Dupixent has received regulatory approvals in more than 60 countries in one or more indications including certain patients with atopic dermatitis, asthma, CRSwNP, eosinophilic esophagitis, prurigo nodularis, chronic spontaneous urticaria, and chronic obstructive pulmonary disease in different age populations. More than one million patients are being treated with Dupixent globally.
Dupilumab development program
Dupilumab is being jointly developed by Sanofi and Regeneron under a global collaboration agreement. To date, dupilumab has been studied across more than 60 clinical studies involving more than 10,000 patients with various chronic diseases driven in part by type 2 inflammation.
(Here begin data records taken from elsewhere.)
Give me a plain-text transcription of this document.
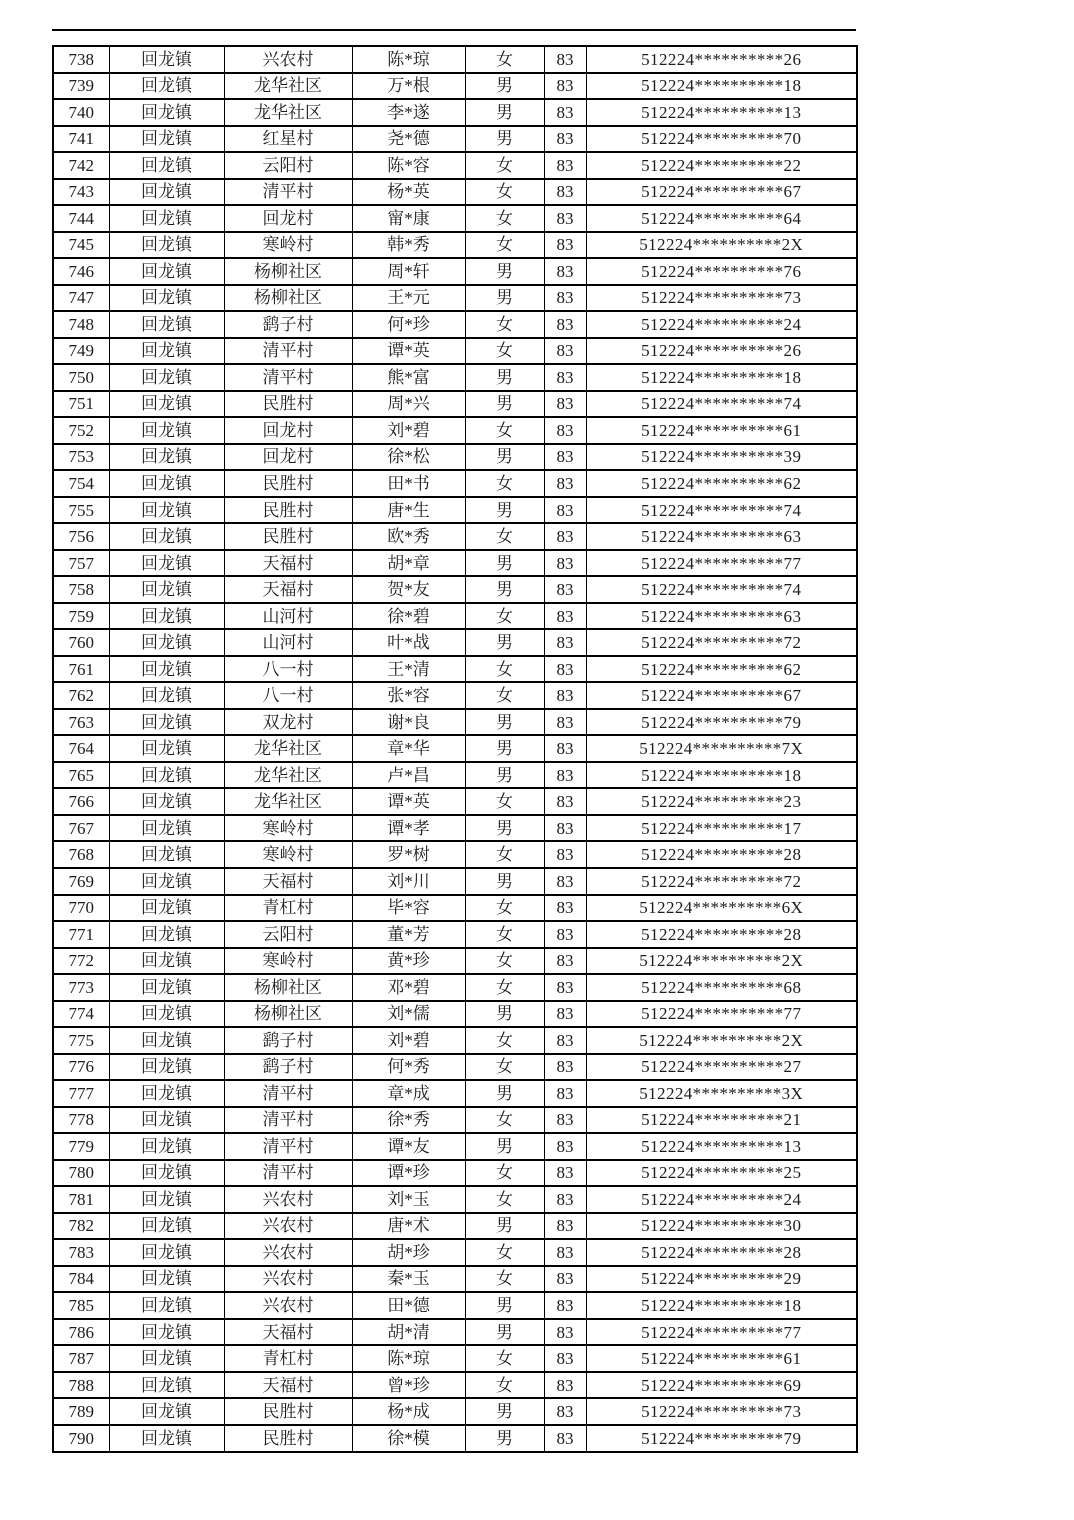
738	回龙镇	兴农村	陈*琼	女	83	512224**********26
739	回龙镇	龙华社区	万*根	男	83	512224**********18
740	回龙镇	龙华社区	李*遂	男	83	512224**********13
741	回龙镇	红星村	尧*德	男	83	512224**********70
742	回龙镇	云阳村	陈*容	女	83	512224**********22
743	回龙镇	清平村	杨*英	女	83	512224**********67
744	回龙镇	回龙村	甯*康	女	83	512224**********64
745	回龙镇	寒岭村	韩*秀	女	83	512224**********2X
746	回龙镇	杨柳社区	周*轩	男	83	512224**********76
747	回龙镇	杨柳社区	王*元	男	83	512224**********73
748	回龙镇	鹞子村	何*珍	女	83	512224**********24
749	回龙镇	清平村	谭*英	女	83	512224**********26
750	回龙镇	清平村	熊*富	男	83	512224**********18
751	回龙镇	民胜村	周*兴	男	83	512224**********74
752	回龙镇	回龙村	刘*碧	女	83	512224**********61
753	回龙镇	回龙村	徐*松	男	83	512224**********39
754	回龙镇	民胜村	田*书	女	83	512224**********62
755	回龙镇	民胜村	唐*生	男	83	512224**********74
756	回龙镇	民胜村	欧*秀	女	83	512224**********63
757	回龙镇	天福村	胡*章	男	83	512224**********77
758	回龙镇	天福村	贺*友	男	83	512224**********74
759	回龙镇	山河村	徐*碧	女	83	512224**********63
760	回龙镇	山河村	叶*战	男	83	512224**********72
761	回龙镇	八一村	王*清	女	83	512224**********62
762	回龙镇	八一村	张*容	女	83	512224**********67
763	回龙镇	双龙村	谢*良	男	83	512224**********79
764	回龙镇	龙华社区	章*华	男	83	512224**********7X
765	回龙镇	龙华社区	卢*昌	男	83	512224**********18
766	回龙镇	龙华社区	谭*英	女	83	512224**********23
767	回龙镇	寒岭村	谭*孝	男	83	512224**********17
768	回龙镇	寒岭村	罗*树	女	83	512224**********28
769	回龙镇	天福村	刘*川	男	83	512224**********72
770	回龙镇	青杠村	毕*容	女	83	512224**********6X
771	回龙镇	云阳村	董*芳	女	83	512224**********28
772	回龙镇	寒岭村	黄*珍	女	83	512224**********2X
773	回龙镇	杨柳社区	邓*碧	女	83	512224**********68
774	回龙镇	杨柳社区	刘*儒	男	83	512224**********77
775	回龙镇	鹞子村	刘*碧	女	83	512224**********2X
776	回龙镇	鹞子村	何*秀	女	83	512224**********27
777	回龙镇	清平村	章*成	男	83	512224**********3X
778	回龙镇	清平村	徐*秀	女	83	512224**********21
779	回龙镇	清平村	谭*友	男	83	512224**********13
780	回龙镇	清平村	谭*珍	女	83	512224**********25
781	回龙镇	兴农村	刘*玉	女	83	512224**********24
782	回龙镇	兴农村	唐*术	男	83	512224**********30
783	回龙镇	兴农村	胡*珍	女	83	512224**********28
784	回龙镇	兴农村	秦*玉	女	83	512224**********29
785	回龙镇	兴农村	田*德	男	83	512224**********18
786	回龙镇	天福村	胡*清	男	83	512224**********77
787	回龙镇	青杠村	陈*琼	女	83	512224**********61
788	回龙镇	天福村	曾*珍	女	83	512224**********69
789	回龙镇	民胜村	杨*成	男	83	512224**********73
790	回龙镇	民胜村	徐*模	男	83	512224**********79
In addition to the currently approved indications, Sanofi and Regeneron are studying dupilumab in a broad range of diseases driven by type 2 inflammation or other allergic processes in phase 3 studies, including chronic pruritus of unknown origin, bullous pemphigoid, and lichen simplex chronicus. These potential uses of dupilumab are currently under clinical investigation, and the safety and efficacy in these conditions have not been fully evaluated by any regulatory authority.
About Regeneron
Regeneron (NASDAQ: REGN) is a leading biotechnology company that invents, develops and commercializes life-transforming medicines for people with serious diseases. Founded and led by physician-scientists, our unique ability to repeatedly and consistently translate science into medicine has led to numerous approved treatments and product candidates in development, most of which were homegrown in our laboratories. Our medicines and pipeline are designed to help patients with eye diseases, allergic and inflammatory diseases, cancer, cardiovascular and metabolic diseases, neurological diseases, hematologic conditions, infectious diseases, and rare diseases.
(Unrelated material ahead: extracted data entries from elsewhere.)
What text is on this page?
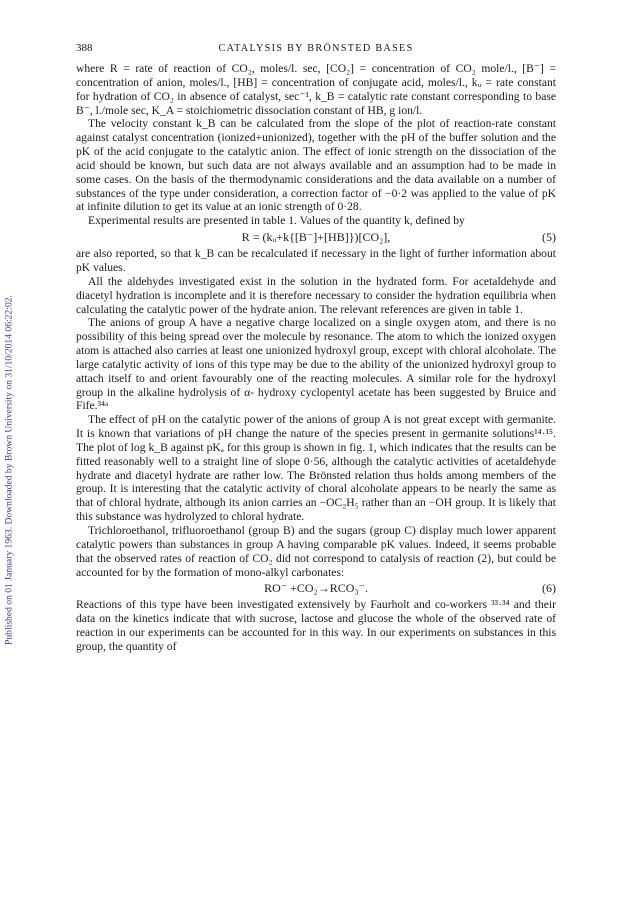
Published on 01 January 1963. Downloaded by Brown University on 31/10/2014 06:22:02.
388	CATALYSIS BY BRÖNSTED BASES

where R = rate of reaction of CO₂, moles/l. sec, [CO₂] = concentration of CO₂ mole/l., [B⁻] = concentration of anion, moles/l., [HB] = concentration of conjugate acid, moles/l., kᵤ = rate constant for hydration of CO₂ in absence of catalyst, sec⁻¹, k_B = catalytic rate constant corresponding to base B⁻, l./mole sec, K_A = stoichiometric dissociation constant of HB, g ion/l.

The velocity constant k_B can be calculated from the slope of the plot of reaction-rate constant against catalyst concentration (ionized+unionized), together with the pH of the buffer solution and the pK of the acid conjugate to the catalytic anion. The effect of ionic strength on the dissociation of the acid should be known, but such data are not always available and an assumption had to be made in some cases. On the basis of the thermodynamic considerations and the data available on a number of substances of the type under consideration, a correction factor of −0·2 was applied to the value of pK at infinite dilution to get its value at an ionic strength of 0·28.

Experimental results are presented in table 1. Values of the quantity k, defined by

R = (kᵤ+k{[B⁻]+[HB]})[CO₂],	(5)

are also reported, so that k_B can be recalculated if necessary in the light of further information about pK values.

All the aldehydes investigated exist in the solution in the hydrated form. For acetaldehyde and diacetyl hydration is incomplete and it is therefore necessary to consider the hydration equilibria when calculating the catalytic power of the hydrate anion. The relevant references are given in table 1.

The anions of group A have a negative charge localized on a single oxygen atom, and there is no possibility of this being spread over the molecule by resonance. The atom to which the ionized oxygen atom is attached also carries at least one unionized hydroxyl group, except with chloral alcoholate. The large catalytic activity of ions of this type may be due to the ability of the unionized hydroxyl group to attach itself to and orient favourably one of the reacting molecules. A similar role for the hydroxyl group in the alkaline hydrolysis of α- hydroxy cyclopentyl acetate has been suggested by Bruice and Fife.³⁴ᵃ

The effect of pH on the catalytic power of the anions of group A is not great except with germanite. It is known that variations of pH change the nature of the species present in germanite solutions¹⁴·¹⁵. The plot of log k_B against pKₐ for this group is shown in fig. 1, which indicates that the results can be fitted reasonably well to a straight line of slope 0·56, although the catalytic activities of acetaldehyde hydrate and diacetyl hydrate are rather low. The Brönsted relation thus holds among members of the group. It is interesting that the catalytic activity of choral alcoholate appears to be nearly the same as that of chloral hydrate, although its anion carries an −OC₂H₅ rather than an −OH group. It is likely that this substance was hydrolyzed to chloral hydrate.

Trichloroethanol, trifluoroethanol (group B) and the sugars (group C) display much lower apparent catalytic powers than substances in group A having comparable pK values. Indeed, it seems probable that the observed rates of reaction of CO₂ did not correspond to catalysis of reaction (2), but could be accounted for by the formation of mono-alkyl carbonates:

RO⁻ +CO₂→RCO₃⁻.	(6)

Reactions of this type have been investigated extensively by Faurholt and co-workers ³³·³⁴ and their data on the kinetics indicate that with sucrose, lactose and glucose the whole of the observed rate of reaction in our experiments can be accounted for in this way. In our experiments on substances in this group, the quantity of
Regeneron pushes the boundaries of scientific discovery and accelerates drug development using our proprietary technologies, such as VelociSuite®, which produces optimized fully human antibodies and new classes of bispecific antibodies. We are shaping the next frontier of medicine with data-powered insights from the Regeneron Genetics Center® and pioneering genetic medicine platforms, enabling us to identify innovative targets and complementary approaches to potentially treat or cure diseases.
About Sanofi
Sanofi is an R&D driven, AI-powered biopharma company committed to improving people’s lives and delivering compelling growth. We apply our deep understanding of the immune system to invent medicines and vaccines that treat and protect millions of people around the world, with an innovative pipeline that could benefit millions more. Our team is guided by one purpose: we chase the miracles of science to improve people’s lives; this inspires us to drive progress and deliver positive impact for our people and the communities we serve, by addressing the most urgent healthcare, environmental, and societal challenges of our time.
1 Statistically significant.
2Nominally significant as the endpoint was not included in the multiplicity adjustment hierarchy.